ウクライナ「コメディアン大統領」の成功を警戒する「プーチン政権」
2019年4月26日
ウクライナで4月21日に投票が行われた大統領選の決戦投票で喜劇役者のボロディミル・ゼレンスキーが現職のペトロ・ポロシェンコ大統領に大差を付けて勝利した。政治家とオリガルヒと呼ばれる財閥のエリートが一体となって支配する既存政治に対する国民の不満を背景に圧倒的な支持を集めた。次期大統領は改革者か、ジョーカー(戯け者)か――。
「私は政治家ではない」
ゼレンスキーの政治経験はフィクションの世界に限られる。2015年に放送が始まった「国民の奉仕者」という人気連続コメディードラマで、彼は教師から意図せず大統領に選ばれて政治権力のシステムを突き崩す男を演じた。21日の大統領選後の勝利宣言の舞台では、同ドラマの主題歌を流し、主人公と自らを重ねた。

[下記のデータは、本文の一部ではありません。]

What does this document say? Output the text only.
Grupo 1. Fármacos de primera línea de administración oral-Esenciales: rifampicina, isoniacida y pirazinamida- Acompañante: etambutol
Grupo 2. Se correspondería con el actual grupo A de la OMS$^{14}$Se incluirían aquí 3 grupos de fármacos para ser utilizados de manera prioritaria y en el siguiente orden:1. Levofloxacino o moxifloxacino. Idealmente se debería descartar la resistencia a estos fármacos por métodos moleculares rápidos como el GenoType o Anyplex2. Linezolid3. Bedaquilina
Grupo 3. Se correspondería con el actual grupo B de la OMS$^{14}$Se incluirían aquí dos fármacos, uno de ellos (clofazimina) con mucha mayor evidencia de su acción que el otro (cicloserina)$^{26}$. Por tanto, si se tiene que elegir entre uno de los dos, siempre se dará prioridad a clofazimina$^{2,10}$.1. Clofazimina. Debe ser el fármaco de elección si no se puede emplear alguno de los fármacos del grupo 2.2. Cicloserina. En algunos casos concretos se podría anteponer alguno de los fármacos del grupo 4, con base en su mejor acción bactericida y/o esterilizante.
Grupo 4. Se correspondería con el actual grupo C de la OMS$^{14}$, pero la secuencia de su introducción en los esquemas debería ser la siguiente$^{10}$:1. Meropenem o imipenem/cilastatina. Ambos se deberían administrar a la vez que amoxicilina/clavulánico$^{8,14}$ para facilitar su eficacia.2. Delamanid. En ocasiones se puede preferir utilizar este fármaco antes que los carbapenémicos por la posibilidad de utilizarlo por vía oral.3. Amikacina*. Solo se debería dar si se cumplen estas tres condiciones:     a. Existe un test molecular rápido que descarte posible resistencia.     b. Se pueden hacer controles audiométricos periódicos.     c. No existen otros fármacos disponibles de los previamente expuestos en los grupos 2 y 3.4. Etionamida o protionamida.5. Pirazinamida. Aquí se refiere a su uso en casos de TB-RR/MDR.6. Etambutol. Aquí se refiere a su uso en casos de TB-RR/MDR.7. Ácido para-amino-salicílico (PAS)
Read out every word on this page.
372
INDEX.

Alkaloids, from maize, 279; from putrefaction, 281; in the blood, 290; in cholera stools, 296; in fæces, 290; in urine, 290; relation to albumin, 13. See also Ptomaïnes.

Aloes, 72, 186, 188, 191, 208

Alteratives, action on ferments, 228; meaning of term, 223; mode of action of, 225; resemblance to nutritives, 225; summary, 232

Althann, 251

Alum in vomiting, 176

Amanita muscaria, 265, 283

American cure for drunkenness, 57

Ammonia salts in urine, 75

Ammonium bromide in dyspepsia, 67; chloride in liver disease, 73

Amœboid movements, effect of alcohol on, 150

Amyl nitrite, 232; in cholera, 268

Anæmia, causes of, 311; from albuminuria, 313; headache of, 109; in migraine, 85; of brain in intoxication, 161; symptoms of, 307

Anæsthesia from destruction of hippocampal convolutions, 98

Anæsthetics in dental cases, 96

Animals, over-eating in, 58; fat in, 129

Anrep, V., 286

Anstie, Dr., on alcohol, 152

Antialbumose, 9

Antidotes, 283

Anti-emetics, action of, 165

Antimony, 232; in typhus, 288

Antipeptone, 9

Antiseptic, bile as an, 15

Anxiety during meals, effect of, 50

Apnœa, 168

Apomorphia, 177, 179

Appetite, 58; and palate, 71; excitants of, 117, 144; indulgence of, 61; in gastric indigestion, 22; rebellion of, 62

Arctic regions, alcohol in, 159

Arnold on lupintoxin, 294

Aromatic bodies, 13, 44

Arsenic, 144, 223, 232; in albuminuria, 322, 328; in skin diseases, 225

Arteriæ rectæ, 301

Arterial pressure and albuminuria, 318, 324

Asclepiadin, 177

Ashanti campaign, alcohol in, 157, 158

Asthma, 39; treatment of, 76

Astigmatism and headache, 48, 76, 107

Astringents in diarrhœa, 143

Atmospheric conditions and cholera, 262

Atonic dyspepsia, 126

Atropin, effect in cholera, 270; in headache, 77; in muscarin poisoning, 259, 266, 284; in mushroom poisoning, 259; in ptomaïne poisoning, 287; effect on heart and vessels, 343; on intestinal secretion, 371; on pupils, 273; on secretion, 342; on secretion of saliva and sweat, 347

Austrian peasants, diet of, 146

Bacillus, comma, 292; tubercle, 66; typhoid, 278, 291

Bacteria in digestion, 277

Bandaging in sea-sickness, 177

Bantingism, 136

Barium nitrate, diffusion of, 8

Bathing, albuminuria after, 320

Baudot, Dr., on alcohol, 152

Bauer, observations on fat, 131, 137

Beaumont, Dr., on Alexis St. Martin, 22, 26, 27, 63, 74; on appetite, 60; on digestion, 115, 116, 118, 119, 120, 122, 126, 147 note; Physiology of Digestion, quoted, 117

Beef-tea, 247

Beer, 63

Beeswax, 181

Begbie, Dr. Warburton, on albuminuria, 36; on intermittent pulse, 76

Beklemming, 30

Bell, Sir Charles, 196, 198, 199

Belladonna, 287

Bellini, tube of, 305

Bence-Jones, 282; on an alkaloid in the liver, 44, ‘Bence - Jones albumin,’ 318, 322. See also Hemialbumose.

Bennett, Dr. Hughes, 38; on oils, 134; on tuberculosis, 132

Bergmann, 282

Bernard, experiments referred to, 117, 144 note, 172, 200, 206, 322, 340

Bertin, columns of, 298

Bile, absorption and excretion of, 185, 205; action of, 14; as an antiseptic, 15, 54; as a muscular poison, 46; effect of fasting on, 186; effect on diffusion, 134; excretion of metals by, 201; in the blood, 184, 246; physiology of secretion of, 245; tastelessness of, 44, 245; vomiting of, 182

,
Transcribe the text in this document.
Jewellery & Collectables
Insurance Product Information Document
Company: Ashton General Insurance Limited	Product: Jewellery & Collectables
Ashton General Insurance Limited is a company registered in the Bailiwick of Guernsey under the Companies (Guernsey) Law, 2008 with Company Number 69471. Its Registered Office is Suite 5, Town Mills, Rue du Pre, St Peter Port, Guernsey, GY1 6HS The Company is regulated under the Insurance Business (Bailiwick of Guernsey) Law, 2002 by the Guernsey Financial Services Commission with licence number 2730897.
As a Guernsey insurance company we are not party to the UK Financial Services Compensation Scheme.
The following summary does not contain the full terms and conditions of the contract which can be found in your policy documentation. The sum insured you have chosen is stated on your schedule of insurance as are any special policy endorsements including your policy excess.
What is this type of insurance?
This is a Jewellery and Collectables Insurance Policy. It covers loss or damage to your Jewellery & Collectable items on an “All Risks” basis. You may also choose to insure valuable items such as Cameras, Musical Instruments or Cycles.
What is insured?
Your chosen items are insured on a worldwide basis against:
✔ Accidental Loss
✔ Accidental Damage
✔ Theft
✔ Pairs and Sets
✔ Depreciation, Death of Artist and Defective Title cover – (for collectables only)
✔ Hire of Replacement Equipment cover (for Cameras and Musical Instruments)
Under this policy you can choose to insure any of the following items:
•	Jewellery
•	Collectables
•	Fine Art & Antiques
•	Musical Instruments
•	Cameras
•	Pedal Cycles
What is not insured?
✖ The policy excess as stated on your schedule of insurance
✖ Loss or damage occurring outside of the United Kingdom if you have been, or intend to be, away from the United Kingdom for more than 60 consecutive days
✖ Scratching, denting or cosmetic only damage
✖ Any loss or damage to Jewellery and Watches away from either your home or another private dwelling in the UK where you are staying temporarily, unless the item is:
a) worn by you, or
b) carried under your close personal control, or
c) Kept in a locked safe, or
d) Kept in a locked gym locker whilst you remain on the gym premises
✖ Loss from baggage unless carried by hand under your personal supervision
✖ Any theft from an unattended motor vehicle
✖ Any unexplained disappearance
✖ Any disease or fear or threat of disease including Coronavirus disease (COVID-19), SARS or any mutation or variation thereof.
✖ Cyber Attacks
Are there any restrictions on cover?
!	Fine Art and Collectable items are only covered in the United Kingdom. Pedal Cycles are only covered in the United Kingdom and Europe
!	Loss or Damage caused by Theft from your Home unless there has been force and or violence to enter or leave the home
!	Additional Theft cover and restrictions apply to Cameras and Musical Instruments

「私は政治家ではない。普通の男だ。既存のシステムを崩す」
投票直前の4月19日に約2万2000人の有権者を集めて、首都キエフのオリンピック・スタジアムで行われたポロシェンコ大統領との討論会で、ゼレンスキーは繰り返しこう強調した。選挙戦では具体的な政策を示すことなく、ソーシャルメディアでの発信と自ら率いる喜劇団の公演を続けた。